According to Rajeevan, central and northwest India gets 6-8 heatwave days per year. The summer season is ongoing, so we don't have complete data. However, there's little doubt that this year's heatwaves have been among the most intense ever recorded, if not the most. One possible reason is that this year follows an El Niño season, similar to 2010 when the following year also produced more intense heatwaves. But this is just one factor, and several others are contributing.”

Heatwaves are high temperatures for a region, with criteria varying based on historical temperatures. The impact is worsened by factors like high humidity, wind speed, and duration.

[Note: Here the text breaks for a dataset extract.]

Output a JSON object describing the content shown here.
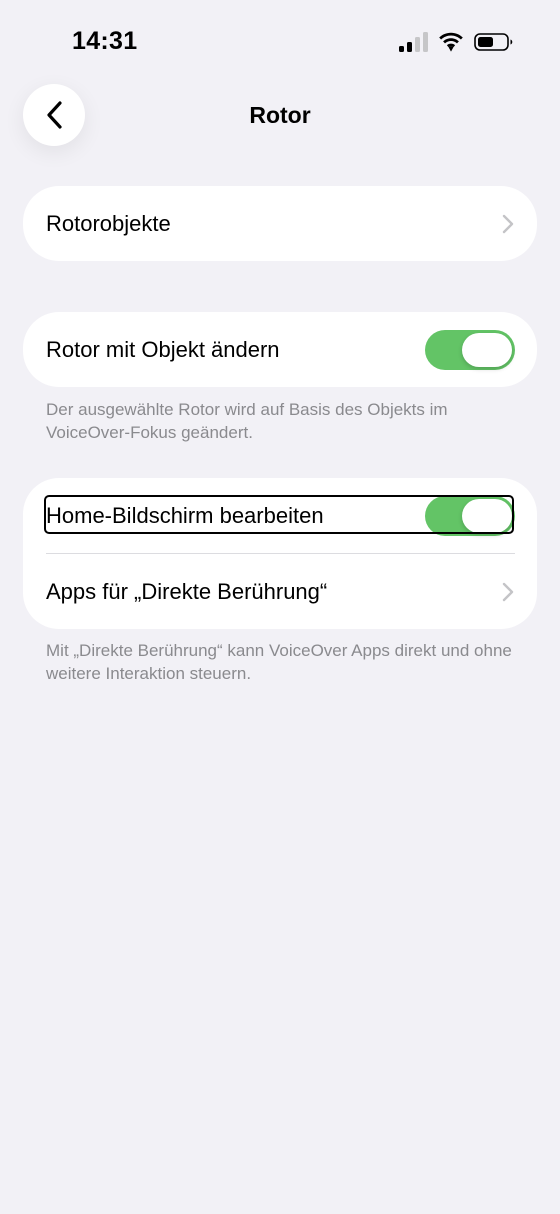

Heatwave declared based on region-specific temp

A heatwave is declared when the maximum temperature exceeds 40°C in the plains, 37°C in coastal areas, and 30°C in the hills, with a deviation from normal of 4.5-6.4°C. A heatwave is declared on the second day if the maximum temperature exceeds these thresholds for two consecutive days. A severe heatwave is declared when the deviation exceeds 6.4°C.

Last month marked a full year of record-high global temperatures. According to the US National Oceanic and Atmospheric Administration (NOAA), May 2024 was the warmest May on record. Earth's ocean temperatures set a record high for the 14th consecutive month. The March-May period, the Northern Hemisphere's spring and the Southern Hemisphere's autumn, was the warmest on record at 2.32°F above average.

According to the Global Annual Temperature Rankings Outlook, there is a 50% chance that 2024 will be the warmest year on record and a 100% chance it will be in the top five warmest years.

Northwest India faces month-long heatwave

Mahesh Palawat, vice president of climate and meteorology at Skymet Weather, said, "This is one of the longest heatwave spells in northwest India. It's been a month-long heatwave since late May, with a few days of respite. For other parts of the country, the heat spell started in April, with intermittent relief."

The country experienced widespread heat stress, with certain regions facing severe conditions. In April, the southern districts of India, particularly in the Rayalaseema region of Andhra Pradesh, experienced the worst of the heatwave. Kurnool district reported 25 days with temperatures exceeding 40°C, followed by Jogulamba Gadwal in Telangana with 24 days.

In May, heat stress hit the western and west-central districts of Rajasthan and Madhya Pradesh. Burhanpur and East Nimar, in Madhya Pradesh, had 30 days with temperatures above 40°C. 15 districts in Rajasthan, Madhya Pradesh, and Gujarat had temperatures above 40°C for 29 out of 31 days in May.

In Madhya Pradesh and Rajasthan, all districts had at least one day with a maximum temperature above 40°C. In May, at least one day above 40°C was reported in 490 districts nationwide.

Despite grim statistics, weather experts predict an above-normal monsoon this year, offering hope for relief from the heat. Meanwhile, IMD predicted below-normal monsoon rainfall in June. The weather department said the country has received 20% deficient rains since the southwest monsoon set in over Kerala on May 30, with the rain making no significant progress between June 12 and 18.